Their $15,000 alternative septic system failed to treat the sewage, and fecal coliform bacteria had reached dangerous levels.
NINE MONTHS AFTER they began living in their new home, the Sotos learned they had E. coli bacteria contamination in their well water, Charlene Soto said.
"We were drinking it," she said.
Alarms from the septic system would sound when it became overloaded. Tests later showed ground water was flowing into it.
Soto said her "dream home" became their "dream nightmare."
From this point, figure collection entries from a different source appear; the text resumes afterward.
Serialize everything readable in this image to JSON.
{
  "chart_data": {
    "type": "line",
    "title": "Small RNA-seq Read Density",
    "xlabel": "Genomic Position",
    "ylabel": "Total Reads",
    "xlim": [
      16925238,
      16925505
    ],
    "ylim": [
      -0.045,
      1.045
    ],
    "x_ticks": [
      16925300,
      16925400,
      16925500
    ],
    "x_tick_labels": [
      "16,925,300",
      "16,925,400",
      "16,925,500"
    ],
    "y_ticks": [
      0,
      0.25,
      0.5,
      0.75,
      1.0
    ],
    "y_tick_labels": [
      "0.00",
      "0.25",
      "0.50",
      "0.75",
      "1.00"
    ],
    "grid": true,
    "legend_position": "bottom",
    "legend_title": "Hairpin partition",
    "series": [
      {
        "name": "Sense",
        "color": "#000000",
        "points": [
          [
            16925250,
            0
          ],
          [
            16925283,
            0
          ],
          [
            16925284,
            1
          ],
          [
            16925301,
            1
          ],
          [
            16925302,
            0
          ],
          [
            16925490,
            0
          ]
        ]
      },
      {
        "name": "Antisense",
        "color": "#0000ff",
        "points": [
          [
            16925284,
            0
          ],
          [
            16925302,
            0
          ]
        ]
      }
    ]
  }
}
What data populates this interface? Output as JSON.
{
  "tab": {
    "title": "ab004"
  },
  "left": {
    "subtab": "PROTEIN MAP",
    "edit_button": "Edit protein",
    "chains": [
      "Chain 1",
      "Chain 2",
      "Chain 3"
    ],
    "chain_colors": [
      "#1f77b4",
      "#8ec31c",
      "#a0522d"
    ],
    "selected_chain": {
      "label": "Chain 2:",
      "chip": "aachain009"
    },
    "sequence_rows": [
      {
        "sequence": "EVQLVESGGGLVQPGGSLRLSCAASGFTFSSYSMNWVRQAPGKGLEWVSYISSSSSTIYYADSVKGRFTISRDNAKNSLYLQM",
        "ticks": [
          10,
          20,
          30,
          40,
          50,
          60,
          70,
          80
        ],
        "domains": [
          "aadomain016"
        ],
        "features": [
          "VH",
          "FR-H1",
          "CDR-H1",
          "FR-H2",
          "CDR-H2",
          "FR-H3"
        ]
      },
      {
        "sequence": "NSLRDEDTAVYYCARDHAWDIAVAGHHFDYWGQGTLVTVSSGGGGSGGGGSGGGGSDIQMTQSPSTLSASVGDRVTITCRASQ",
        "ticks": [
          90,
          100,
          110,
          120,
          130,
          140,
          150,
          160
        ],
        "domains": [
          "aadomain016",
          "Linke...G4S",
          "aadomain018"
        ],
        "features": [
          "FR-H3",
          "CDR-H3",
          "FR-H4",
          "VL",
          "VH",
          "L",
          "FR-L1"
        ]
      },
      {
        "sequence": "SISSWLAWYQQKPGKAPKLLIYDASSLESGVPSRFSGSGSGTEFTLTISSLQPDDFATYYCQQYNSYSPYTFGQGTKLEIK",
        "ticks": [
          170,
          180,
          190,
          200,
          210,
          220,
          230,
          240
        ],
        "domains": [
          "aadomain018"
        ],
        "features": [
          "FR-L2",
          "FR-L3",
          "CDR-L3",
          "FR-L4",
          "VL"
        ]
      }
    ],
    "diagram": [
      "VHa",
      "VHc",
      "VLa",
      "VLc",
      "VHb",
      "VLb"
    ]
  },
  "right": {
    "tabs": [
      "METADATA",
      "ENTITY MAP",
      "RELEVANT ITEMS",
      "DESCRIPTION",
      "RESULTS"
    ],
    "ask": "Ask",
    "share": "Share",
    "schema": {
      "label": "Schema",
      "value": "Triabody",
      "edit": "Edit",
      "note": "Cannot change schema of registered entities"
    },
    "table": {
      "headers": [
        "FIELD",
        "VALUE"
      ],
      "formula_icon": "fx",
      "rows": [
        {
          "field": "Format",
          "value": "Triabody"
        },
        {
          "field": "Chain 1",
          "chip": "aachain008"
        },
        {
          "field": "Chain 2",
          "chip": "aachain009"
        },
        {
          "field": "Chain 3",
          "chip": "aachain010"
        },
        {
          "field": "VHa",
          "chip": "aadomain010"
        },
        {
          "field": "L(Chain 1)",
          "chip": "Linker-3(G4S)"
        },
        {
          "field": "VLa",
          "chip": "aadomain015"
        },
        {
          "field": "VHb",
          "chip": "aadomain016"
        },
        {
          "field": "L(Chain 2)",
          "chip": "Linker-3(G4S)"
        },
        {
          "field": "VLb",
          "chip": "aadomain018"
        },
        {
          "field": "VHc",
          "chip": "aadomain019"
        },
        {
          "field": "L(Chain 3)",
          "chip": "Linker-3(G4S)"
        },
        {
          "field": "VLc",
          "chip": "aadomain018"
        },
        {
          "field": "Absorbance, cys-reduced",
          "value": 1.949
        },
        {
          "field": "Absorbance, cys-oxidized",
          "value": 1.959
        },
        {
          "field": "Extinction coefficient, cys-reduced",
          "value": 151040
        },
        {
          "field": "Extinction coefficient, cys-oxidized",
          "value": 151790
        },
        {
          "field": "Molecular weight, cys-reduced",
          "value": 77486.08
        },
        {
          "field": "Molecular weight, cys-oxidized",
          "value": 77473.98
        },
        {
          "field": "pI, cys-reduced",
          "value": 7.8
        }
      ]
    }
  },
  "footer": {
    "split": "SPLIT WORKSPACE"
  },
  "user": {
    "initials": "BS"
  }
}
The couple spent $112,000 for 5 acres, a 1,400-square-foot mobile home and septic system. Groundwater contamination plunged the value to just $15,850 this year, according to the Lewis County Assessor's Office.
"A real estate man told me, 'Sitting on that property it ain't worth a cent,"' Charlene Soto said of her mobile home.
THIS SUMMER, the property will be sold at auction. After that, the mortgage company will sue the couple for the difference, Soto said she has been told.
The Sotos moved to Lewis County from San Diego after Jose Soto retired from the U.S. Navy.
Charlene opened Char's Diner at Ethel, and Jose began working at Centralia College as a custodian.
They lost the diner.
"My customers got tired of hearing about this stuff," Charlene Soto said. "They say, 'How do we know you're not carrying disease? You're living in sewage."'
She would not allow her grandchildren to visit the house because of the contamination.
"They cry so I got to go spend the night at their house," she said.
LEWIS COUNTY environmental officials originally denied the Sotos' request to place a sand-filter mound treatment system on the property. The Sotos appealed to the county commissioners, who make up the county Board of Health, and won approval for a Glendon Biofilter, an alternative system.
The Sotos blame the county for recommending the Glendon.
Mike Vinatieri, former county environmental services manager, denied petitioning for the Glendon and said the state only had recently approved its use.
HE BLAMES THE FAILURE on Vancouver, Wash., engineer Jim Nims, who performed hydraulic tests on the machine.
"That system didn't die, it was assassinated," Vinatieri said. "He blew the system out of the ground. He put four or five times the design capacity of water through that system."
The Sotos said tests had shown it failed before Nims' experiment.
Lewis County officials declined comment because of the pending claim.